About the city
One of the world’s most visited cities, England’s buzzing capital is well worth the visit and has so much to offer, from magnificent history and culture to cutting-edge fashion and food.
From Camden’s punky vibe to leafy Hampstead Heath and historic Big Ben, London’s incomparable blend of influences, traditions and history make it an unmissable destination for travellers. Get your culture fix at world-renowned venues like the Natural History Museum or savour award-winning cuisines in Chinatown, Little Venice and Brick Lane.
Satisfy your inner shopaholic with vintage finds in Portobello Road or catch the latest bands at legendary venues like Wembley Stadium. Whether you want to watch the world’s finest acting talent at Shakespeare’s Globe, spot squirrels in Royal Parks or soak up the scenery in Greenwich with a pint of local ale, Britain’s biggest city has it all – and then some!

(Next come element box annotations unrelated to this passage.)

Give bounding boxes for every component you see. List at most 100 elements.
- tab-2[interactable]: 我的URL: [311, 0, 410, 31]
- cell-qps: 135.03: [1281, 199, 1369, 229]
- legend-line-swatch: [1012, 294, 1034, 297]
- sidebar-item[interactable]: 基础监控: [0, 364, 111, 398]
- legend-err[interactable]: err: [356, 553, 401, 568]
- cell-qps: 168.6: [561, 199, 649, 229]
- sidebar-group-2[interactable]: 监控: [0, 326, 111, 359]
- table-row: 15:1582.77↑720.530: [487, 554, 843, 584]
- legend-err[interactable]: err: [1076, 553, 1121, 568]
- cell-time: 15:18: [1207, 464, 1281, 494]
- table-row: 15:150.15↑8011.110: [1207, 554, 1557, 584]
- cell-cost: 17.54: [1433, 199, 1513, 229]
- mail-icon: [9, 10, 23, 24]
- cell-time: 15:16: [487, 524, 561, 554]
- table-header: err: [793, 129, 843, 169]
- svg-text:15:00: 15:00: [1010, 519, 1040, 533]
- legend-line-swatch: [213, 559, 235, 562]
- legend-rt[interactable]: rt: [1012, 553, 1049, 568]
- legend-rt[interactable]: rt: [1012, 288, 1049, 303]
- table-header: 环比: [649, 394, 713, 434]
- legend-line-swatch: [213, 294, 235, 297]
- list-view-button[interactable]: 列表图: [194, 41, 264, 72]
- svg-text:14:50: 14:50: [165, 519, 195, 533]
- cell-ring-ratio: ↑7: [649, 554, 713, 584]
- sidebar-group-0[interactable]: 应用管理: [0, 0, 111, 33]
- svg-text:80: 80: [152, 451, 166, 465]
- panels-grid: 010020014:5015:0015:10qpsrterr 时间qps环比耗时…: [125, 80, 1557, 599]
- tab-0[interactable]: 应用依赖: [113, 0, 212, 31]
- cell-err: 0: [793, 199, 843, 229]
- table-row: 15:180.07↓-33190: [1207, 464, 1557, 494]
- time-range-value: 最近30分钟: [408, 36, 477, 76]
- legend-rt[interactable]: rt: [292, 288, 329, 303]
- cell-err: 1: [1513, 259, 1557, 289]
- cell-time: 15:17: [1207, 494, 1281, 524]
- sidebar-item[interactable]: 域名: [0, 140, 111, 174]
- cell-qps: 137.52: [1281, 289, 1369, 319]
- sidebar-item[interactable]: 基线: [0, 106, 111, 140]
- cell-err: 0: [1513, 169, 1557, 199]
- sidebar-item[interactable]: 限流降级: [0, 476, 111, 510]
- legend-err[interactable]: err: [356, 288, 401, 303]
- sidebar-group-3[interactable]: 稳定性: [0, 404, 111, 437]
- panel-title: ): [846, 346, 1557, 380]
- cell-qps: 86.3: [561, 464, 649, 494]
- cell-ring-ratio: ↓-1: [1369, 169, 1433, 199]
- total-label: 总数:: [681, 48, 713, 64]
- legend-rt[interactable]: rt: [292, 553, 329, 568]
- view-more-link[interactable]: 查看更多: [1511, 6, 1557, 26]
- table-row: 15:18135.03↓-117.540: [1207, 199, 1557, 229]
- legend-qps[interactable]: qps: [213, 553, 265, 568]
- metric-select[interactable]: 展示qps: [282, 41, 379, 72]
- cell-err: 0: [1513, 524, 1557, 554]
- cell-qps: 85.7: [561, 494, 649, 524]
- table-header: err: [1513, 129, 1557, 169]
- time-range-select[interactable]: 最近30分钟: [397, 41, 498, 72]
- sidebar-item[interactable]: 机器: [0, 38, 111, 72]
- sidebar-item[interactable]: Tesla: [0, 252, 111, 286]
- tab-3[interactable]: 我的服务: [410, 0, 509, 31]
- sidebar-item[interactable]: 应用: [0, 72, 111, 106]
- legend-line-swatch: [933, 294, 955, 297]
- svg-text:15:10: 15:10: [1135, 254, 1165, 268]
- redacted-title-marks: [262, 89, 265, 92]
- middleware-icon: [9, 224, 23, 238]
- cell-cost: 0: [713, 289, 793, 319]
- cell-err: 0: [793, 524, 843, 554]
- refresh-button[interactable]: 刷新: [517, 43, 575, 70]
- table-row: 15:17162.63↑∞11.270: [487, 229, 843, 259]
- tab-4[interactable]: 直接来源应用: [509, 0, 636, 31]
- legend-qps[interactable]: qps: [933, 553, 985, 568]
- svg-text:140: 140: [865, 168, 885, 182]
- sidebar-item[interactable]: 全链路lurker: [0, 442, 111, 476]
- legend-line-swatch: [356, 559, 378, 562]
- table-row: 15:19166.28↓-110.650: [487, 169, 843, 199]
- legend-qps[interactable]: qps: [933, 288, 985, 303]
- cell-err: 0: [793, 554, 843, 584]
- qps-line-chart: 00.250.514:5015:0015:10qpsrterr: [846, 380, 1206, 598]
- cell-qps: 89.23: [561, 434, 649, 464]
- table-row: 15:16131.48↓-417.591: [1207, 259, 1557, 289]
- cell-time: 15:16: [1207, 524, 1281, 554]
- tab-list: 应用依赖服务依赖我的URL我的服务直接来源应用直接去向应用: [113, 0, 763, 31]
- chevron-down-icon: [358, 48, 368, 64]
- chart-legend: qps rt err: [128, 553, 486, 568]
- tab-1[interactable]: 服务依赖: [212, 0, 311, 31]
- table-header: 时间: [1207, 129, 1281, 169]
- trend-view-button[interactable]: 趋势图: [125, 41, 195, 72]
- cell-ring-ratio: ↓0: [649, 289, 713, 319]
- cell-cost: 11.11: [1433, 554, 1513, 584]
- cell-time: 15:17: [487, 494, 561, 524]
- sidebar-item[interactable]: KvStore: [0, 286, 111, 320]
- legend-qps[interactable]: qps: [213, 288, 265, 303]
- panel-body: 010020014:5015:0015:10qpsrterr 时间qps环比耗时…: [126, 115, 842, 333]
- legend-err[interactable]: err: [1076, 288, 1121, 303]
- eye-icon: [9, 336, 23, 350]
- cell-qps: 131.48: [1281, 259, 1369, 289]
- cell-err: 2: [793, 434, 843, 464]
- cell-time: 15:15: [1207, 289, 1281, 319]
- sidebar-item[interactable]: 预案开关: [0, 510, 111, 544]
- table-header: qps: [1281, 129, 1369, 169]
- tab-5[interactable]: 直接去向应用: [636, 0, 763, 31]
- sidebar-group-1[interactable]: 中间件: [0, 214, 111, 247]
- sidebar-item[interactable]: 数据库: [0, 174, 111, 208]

UNESCO World Heritage Sites
London is one of the few cities in the world that can lay claim to having 4 separate UNESCO World Heritage sites. These sites represent the most significant cultural proprieties in the greater London Area:
Together these historic buildings showcase the growth of the English monarchy and have been the setting for many of the events that have shaped the British nation.
At Kew Gardens you'll find the world's largest, most diverse collection of plants. Since 1759 Kew Gardens has served an important role in the understanding of the plant kingdom.
Their Millennium Seed Bank contains seeds from thousands of plant species for reintroduction to their natural habitats or for scientific study.
The Tower of London lies on the bank of the River Thames and was first built by William the Conqueror in the 11th century as a palace and royal residence. The Tower of London has played an important role in British history. Redeveloped over the years, with evolving building techniques, its use has changed many times.
While most castles were used to imprison people for short lengths of time, the Tower of London gained a reputation for torture and imprisonment. It held important prisoners (like the future Elizabeth I), common soldiers and prisoners of war as late as World War II. It is also home to the Crown Jewels and you can see the largest cut diamond in the world there.
The Tower of London has long been said to be haunted by spirits. Most famously, the ghost of Anne Boleyn is said to walk around the White Tower holding her head under her arm.
Home of the Royal Greenwich Observatory and the National Maritime Museum, Maritime Greenwich is an interesting place to visit. One of the most popular things for tourists to do is stand astride the prime meridian - the Earth's line of 0 degrees longitude - with a foot in both the eastern and western hemispheres at the same time.
You can also witness the ball drop at the top of the Greenwich Observatory at 1pm daily, a tradition which has occurred every day since 1833.